In maart 1942 kan hij nog schrijven: ‘Ik vraag me vaak af waar het woeste antisemitisme eigenlijk zit. Wat mij betreft, krijg ik veel sympathie, men helpt mij uit de nood, zij het natuurlijk niet zonder angst.’ Ondertussen heeft hij onder de ene anti-joodse regeringsmaatregel na de andere te lijden, maar aan den lijve heeft hij nauwelijks iets meegemaakt.
In 1942 wordt dat anders: de concentratie van haat die door de regering op de joden wordt gericht, vindt wel degelijk weerklank bij de gewone bevolking, ook in Dresden. Door zijn lectuur komt hij dan tot de bevinding dat ‘het nationaal-socialisme in de kern een Duits gezwel is’, en ‘van het spontane antisemitisme wordt hier een instituut voor het jodenvraagstuk gemaakt.’ Maar als er onder de voor het merendeel joodse arbeiders in de fabriek waar hij tewerkgesteld wordt, voortdurend over de vraag wordt gediscussieerd in hoeverre het volk antisemitisch is en het misschien wel ‘aangeboren, algeheel en onuitroeibaar’ is, bestrijdt hij dat - ‘gedecideerder dan ikzelf wil’, voegt hij er aan toe.

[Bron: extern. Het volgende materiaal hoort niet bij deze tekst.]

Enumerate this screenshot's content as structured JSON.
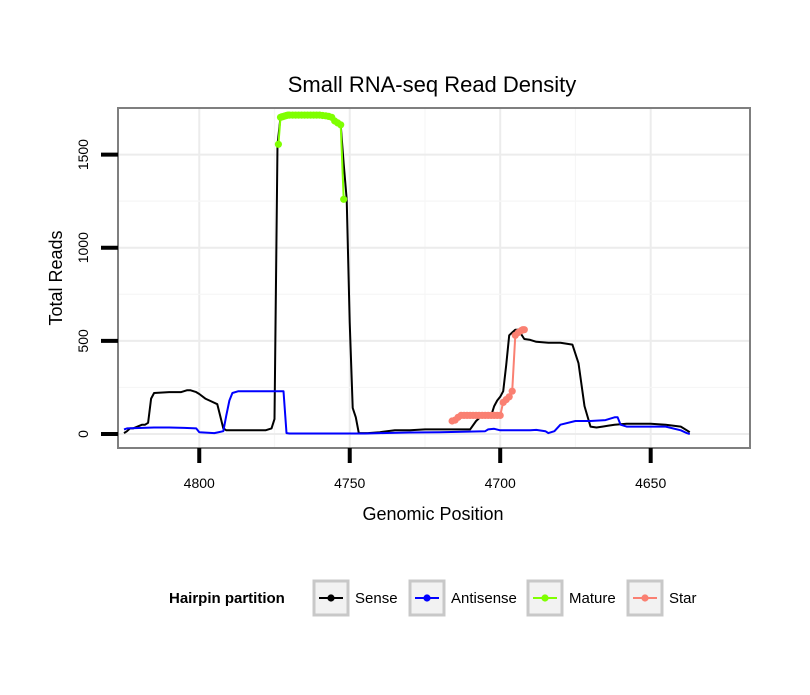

Klemperer mag dan voor ‘n deel Goldhagens stelling onderschrijven, zijn dagboek bewijst tevens hoeveel ingewikkelder het in de realiteit was - die van Klemperer was een andere dan de buitengewone situatie van soldaten in den vreemde, waarmee Goldhagen zijn stelling bewijst. Maar ook Klemperer heeft geen weet van de perverse geest die systematisch van hogerhand sadistische maatregelen voor de joden zat te bedenken. Hij kreeg alleen te maken met de uitvoerders ervan, en die beantwoordden nu eens wel, dan weer niet aan het signalement dat Goldhagen van de daders geeft.